Disney's market power is more reliant on its control over copyrighted material than ever. As Matt Stoller, author of Goliath: The 100-Year War Between Monopoly Power and Democracy and writer of the newsletter BIG, puts it, “the new Disney is more a private equity group than studio, collecting brands and using them to bargain aggressively with partners, suppliers and consumers.” This consolidated control over their original animated and live-action films, Pixar, Marvel, Lucasfilm, and 20th Century Fox is already having major effects on the entertainment industry. Disney films account for around 30% of all domestic movie tickets sold, more than any other studio. This allows them to extract onerous terms out of movie theaters, such as demanding higher percentages of the box office and forcing theaters to show Disney films in their biggest theaters. Theater chains, already struggling, have no choice but to comply in order to get access to this must-have content. Additionally, Disney has been cutting off access to the back catalog of 20th Century Fox—classic films that small, independent theaters often rely on showing to stay profitable. For those of us who love seeing movies in theaters, Disney is enemy #1, turning theater chains into another arm of their empire and crushing any independent theaters they cannot exploit.
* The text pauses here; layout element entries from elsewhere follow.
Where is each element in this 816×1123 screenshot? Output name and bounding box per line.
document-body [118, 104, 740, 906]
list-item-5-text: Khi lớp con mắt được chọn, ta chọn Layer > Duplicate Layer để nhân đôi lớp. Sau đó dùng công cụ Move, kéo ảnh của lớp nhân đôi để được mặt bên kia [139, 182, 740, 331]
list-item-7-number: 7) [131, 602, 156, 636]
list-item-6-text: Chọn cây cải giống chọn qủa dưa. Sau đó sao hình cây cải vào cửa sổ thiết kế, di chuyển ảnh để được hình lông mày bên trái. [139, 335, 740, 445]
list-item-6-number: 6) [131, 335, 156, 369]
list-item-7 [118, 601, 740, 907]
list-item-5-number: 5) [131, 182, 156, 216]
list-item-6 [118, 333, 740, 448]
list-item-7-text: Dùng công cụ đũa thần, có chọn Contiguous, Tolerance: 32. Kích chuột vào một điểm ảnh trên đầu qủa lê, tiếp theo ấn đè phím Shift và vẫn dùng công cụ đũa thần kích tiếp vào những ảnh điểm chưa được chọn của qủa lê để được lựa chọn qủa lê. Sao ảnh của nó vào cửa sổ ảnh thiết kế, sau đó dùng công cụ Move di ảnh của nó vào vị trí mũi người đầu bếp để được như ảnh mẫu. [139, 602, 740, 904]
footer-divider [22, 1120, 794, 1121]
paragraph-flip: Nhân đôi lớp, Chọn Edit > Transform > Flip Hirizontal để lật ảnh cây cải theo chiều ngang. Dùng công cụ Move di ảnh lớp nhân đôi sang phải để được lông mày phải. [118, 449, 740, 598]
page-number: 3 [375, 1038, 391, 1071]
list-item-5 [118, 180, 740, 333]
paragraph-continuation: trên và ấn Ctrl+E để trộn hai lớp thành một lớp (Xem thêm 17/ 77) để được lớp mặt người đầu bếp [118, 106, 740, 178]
In his article "Copyright, Antitrust, and Disney's Monopoly," Stoller describes how Disney has used its control over "must-have" content to muscle its way into the streaming wars. Stoller doesn't think that copyright term lengths are the issue here—he proposes antitrust measures that would break up vertical integration between producers and distributors—but I disagree. The lynchpin of Disney's power comes from control over popular characters and fictional universes. Sure, you could force them to license their work to other streamers. Or you could take away their copyright and allow anyone to freely distribute that content, or make a Star Wars movie, or a Marvel TV show, or an Alien prequel.
Let's say we rolled things back to the 1909 law, and copyright was capped at 56 years. Disney's animated classics would be freed from the vault. Most of the current popular Marvel characters, such as Spider-Man, Doctor Strange, Scarlet Witch, and the entire concept of The Avengers would enter the public domain. We'd still have to wait a few more years for Star Wars—I couldn't make my Luke Skywalker/Han Solo rom-com until 2033—but it would take a big swipe out of Disney's pop culture dominance. Not quite the Rebels blowing up the Death Star, but maybe something like taking out a hemisphere.
A rollback of copyright term lengths is highly unlikely—an unsuccessful challenge to the 1998 extension made it all the way to the Supreme Court in 2003, and Congress won’t do anything that puts us out of whack with international trade agreements. But as you're seeing the stream of news come in from Star Wars Day, watching Disney expand their streaming, theme park, and merchandise empires, you can imagine another world, one where a child who was captivated by the first Star Wars in theaters could grow up to someday make their own Star Wars movie, whether Disney wanted them to or not.